その命令がなければもっと安く、もっと速くできる、というような判断で、もし該当命令が使われた際には、OS 内部でソフトウェアエミュレートします。
IBM / Motorola / Apple の3社で開発したものなので、チップ製造は IBM と Motorola が行いました。
といっても、PowerPC は PowerMac 以外にはほとんど使われません。
PowerPC を利用した PC を、多くの会社が作れるように CHRP という仕様が作られました。
IBM-PC における「互換機」をどこの会社でも作れるようなもので、CHRP が普及すれば CPU の市場が広がります。
しかし、PowerPC で動作する OS は、事実上 Apple の MacOS しかありません。
そこで、Apple も MacOS を CHRP で動作するように改良し、互換機市場を立ち上げようとするのですが…
この頃、低迷していた Apple に Jobs が復帰。
MacOS 互換機は許さない、と方針を転換し、CHRP 発売に向けて動いていたメーカーも、仕方がなく開発を中止します。
IBM / Motorola は PowerPC を作り続けるのですが、事実上顧客は Apple だけ。
当然のことですが、熾烈な値下げ競争となり、Apple だけが得をする状況になります。
CPU 製造には、製造量に関わらず、大規模な工場が必要です。
IBM も Motorola も PowerPC のために投資をしているのに、市場は広がらずに苦しい状態。
どうしても、値下げするとしても限界になります。
その結果、今度は Apple は PowerPC を捨て、Mac を Intel 系に移行するのです。

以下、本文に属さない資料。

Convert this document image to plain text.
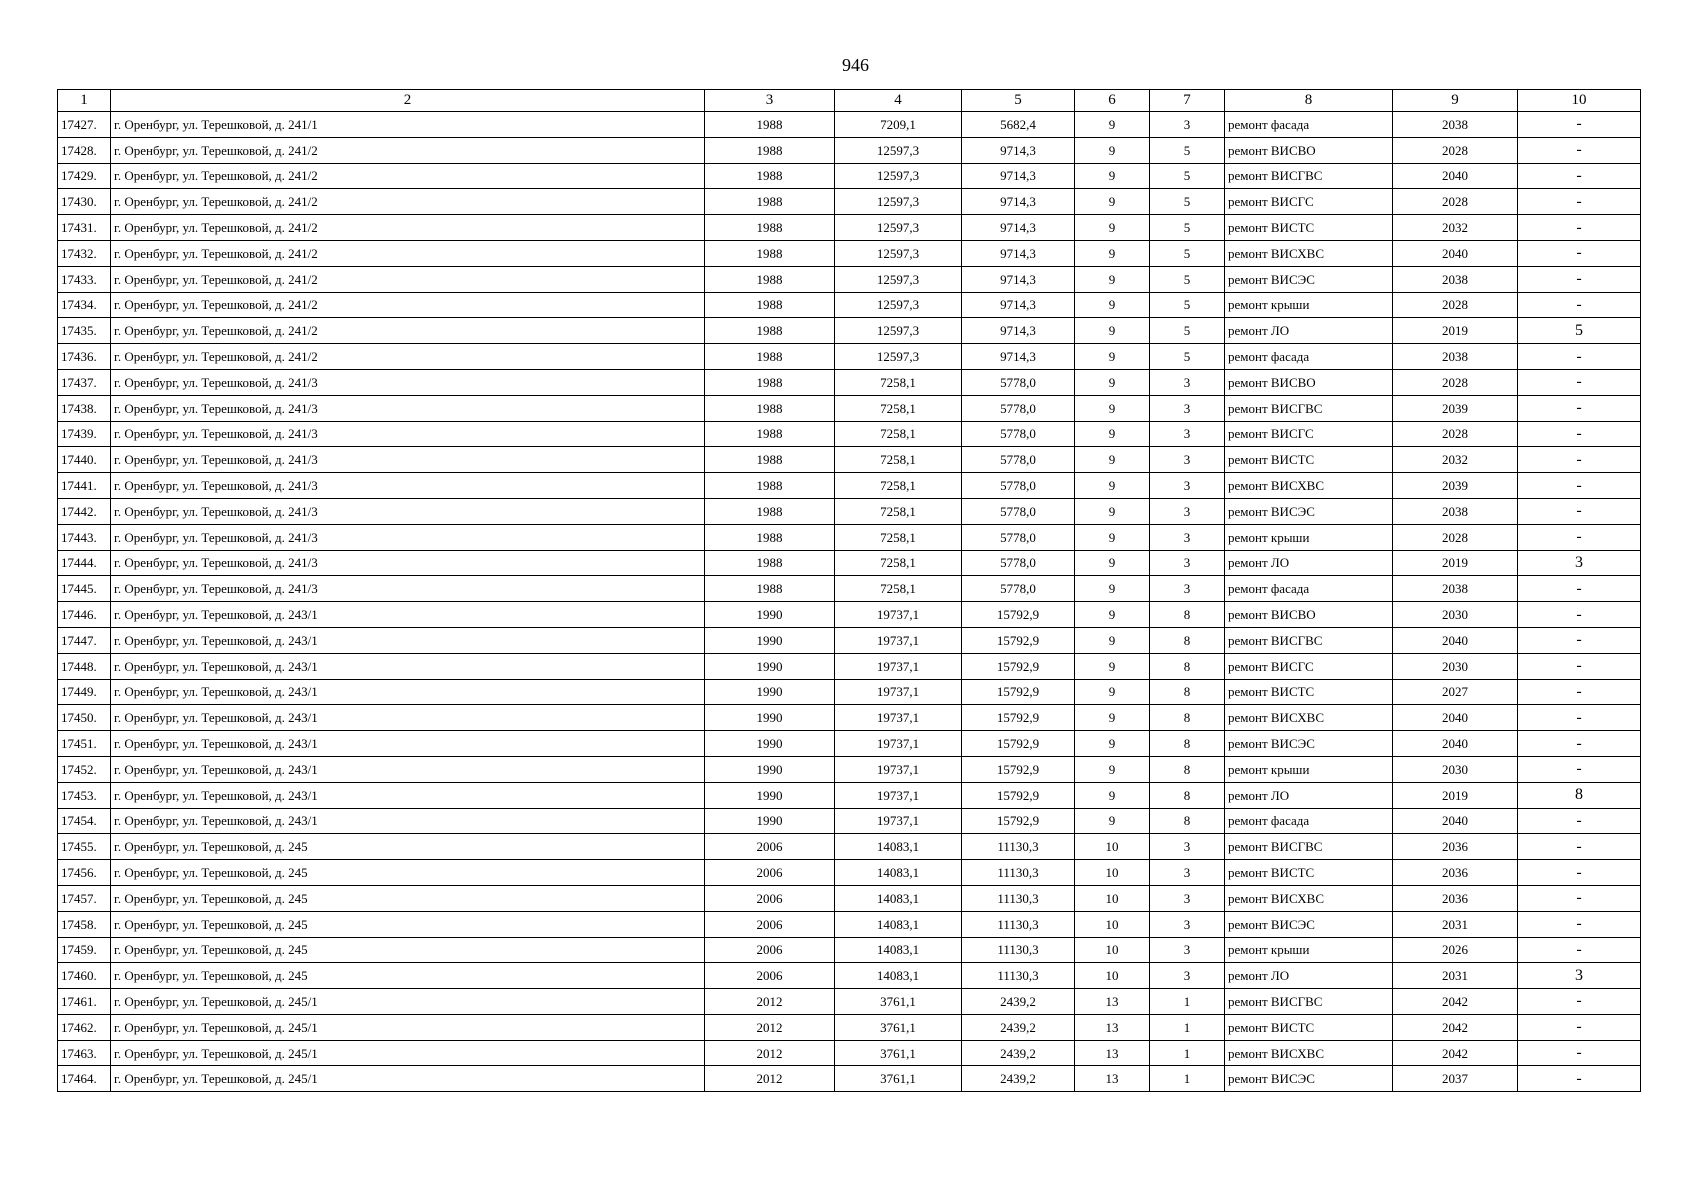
946
1	2	3	4	5	6	7	8	9	10
17427.	г. Оренбург, ул. Терешковой, д. 241/1	1988	7209,1	5682,4	9	3	ремонт фасада	2038	-
17428.	г. Оренбург, ул. Терешковой, д. 241/2	1988	12597,3	9714,3	9	5	ремонт ВИСВО	2028	-
17429.	г. Оренбург, ул. Терешковой, д. 241/2	1988	12597,3	9714,3	9	5	ремонт ВИСГВС	2040	-
17430.	г. Оренбург, ул. Терешковой, д. 241/2	1988	12597,3	9714,3	9	5	ремонт ВИСГС	2028	-
17431.	г. Оренбург, ул. Терешковой, д. 241/2	1988	12597,3	9714,3	9	5	ремонт ВИСТС	2032	-
17432.	г. Оренбург, ул. Терешковой, д. 241/2	1988	12597,3	9714,3	9	5	ремонт ВИСХВС	2040	-
17433.	г. Оренбург, ул. Терешковой, д. 241/2	1988	12597,3	9714,3	9	5	ремонт ВИСЭС	2038	-
17434.	г. Оренбург, ул. Терешковой, д. 241/2	1988	12597,3	9714,3	9	5	ремонт крыши	2028	-
17435.	г. Оренбург, ул. Терешковой, д. 241/2	1988	12597,3	9714,3	9	5	ремонт ЛО	2019	5
17436.	г. Оренбург, ул. Терешковой, д. 241/2	1988	12597,3	9714,3	9	5	ремонт фасада	2038	-
17437.	г. Оренбург, ул. Терешковой, д. 241/3	1988	7258,1	5778,0	9	3	ремонт ВИСВО	2028	-
17438.	г. Оренбург, ул. Терешковой, д. 241/3	1988	7258,1	5778,0	9	3	ремонт ВИСГВС	2039	-
17439.	г. Оренбург, ул. Терешковой, д. 241/3	1988	7258,1	5778,0	9	3	ремонт ВИСГС	2028	-
17440.	г. Оренбург, ул. Терешковой, д. 241/3	1988	7258,1	5778,0	9	3	ремонт ВИСТС	2032	-
17441.	г. Оренбург, ул. Терешковой, д. 241/3	1988	7258,1	5778,0	9	3	ремонт ВИСХВС	2039	-
17442.	г. Оренбург, ул. Терешковой, д. 241/3	1988	7258,1	5778,0	9	3	ремонт ВИСЭС	2038	-
17443.	г. Оренбург, ул. Терешковой, д. 241/3	1988	7258,1	5778,0	9	3	ремонт крыши	2028	-
17444.	г. Оренбург, ул. Терешковой, д. 241/3	1988	7258,1	5778,0	9	3	ремонт ЛО	2019	3
17445.	г. Оренбург, ул. Терешковой, д. 241/3	1988	7258,1	5778,0	9	3	ремонт фасада	2038	-
17446.	г. Оренбург, ул. Терешковой, д. 243/1	1990	19737,1	15792,9	9	8	ремонт ВИСВО	2030	-
17447.	г. Оренбург, ул. Терешковой, д. 243/1	1990	19737,1	15792,9	9	8	ремонт ВИСГВС	2040	-
17448.	г. Оренбург, ул. Терешковой, д. 243/1	1990	19737,1	15792,9	9	8	ремонт ВИСГС	2030	-
17449.	г. Оренбург, ул. Терешковой, д. 243/1	1990	19737,1	15792,9	9	8	ремонт ВИСТС	2027	-
17450.	г. Оренбург, ул. Терешковой, д. 243/1	1990	19737,1	15792,9	9	8	ремонт ВИСХВС	2040	-
17451.	г. Оренбург, ул. Терешковой, д. 243/1	1990	19737,1	15792,9	9	8	ремонт ВИСЭС	2040	-
17452.	г. Оренбург, ул. Терешковой, д. 243/1	1990	19737,1	15792,9	9	8	ремонт крыши	2030	-
17453.	г. Оренбург, ул. Терешковой, д. 243/1	1990	19737,1	15792,9	9	8	ремонт ЛО	2019	8
17454.	г. Оренбург, ул. Терешковой, д. 243/1	1990	19737,1	15792,9	9	8	ремонт фасада	2040	-
17455.	г. Оренбург, ул. Терешковой, д. 245	2006	14083,1	11130,3	10	3	ремонт ВИСГВС	2036	-
17456.	г. Оренбург, ул. Терешковой, д. 245	2006	14083,1	11130,3	10	3	ремонт ВИСТС	2036	-
17457.	г. Оренбург, ул. Терешковой, д. 245	2006	14083,1	11130,3	10	3	ремонт ВИСХВС	2036	-
17458.	г. Оренбург, ул. Терешковой, д. 245	2006	14083,1	11130,3	10	3	ремонт ВИСЭС	2031	-
17459.	г. Оренбург, ул. Терешковой, д. 245	2006	14083,1	11130,3	10	3	ремонт крыши	2026	-
17460.	г. Оренбург, ул. Терешковой, д. 245	2006	14083,1	11130,3	10	3	ремонт ЛО	2031	3
17461.	г. Оренбург, ул. Терешковой, д. 245/1	2012	3761,1	2439,2	13	1	ремонт ВИСГВС	2042	-
17462.	г. Оренбург, ул. Терешковой, д. 245/1	2012	3761,1	2439,2	13	1	ремонт ВИСТС	2042	-
17463.	г. Оренбург, ул. Терешковой, д. 245/1	2012	3761,1	2439,2	13	1	ремонт ВИСХВС	2042	-
17464.	г. Оренбург, ул. Терешковой, д. 245/1	2012	3761,1	2439,2	13	1	ремонт ВИСЭС	2037	-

最初に書きましたが Wii / PS3 / XBOX360 の頃は、PowerPC はまだゲーム機に生き残りの道を見つけていました。
しかし、それもすでに過去の話。
元々の設計が良いので、今でも十分パワフルな CPU ですし、性能のわりに回路規模が小さいので、基板上の専有面積も小さく、無駄が少ないので省電力で発熱も少ない。
と言っても、これは PowerPC の特徴ではなく、真の RISC の特徴。
今、この特徴を活かして市場を席巻しているのは、PowerPC ではなく ARM です。
PowerPC の前途は多難なようです。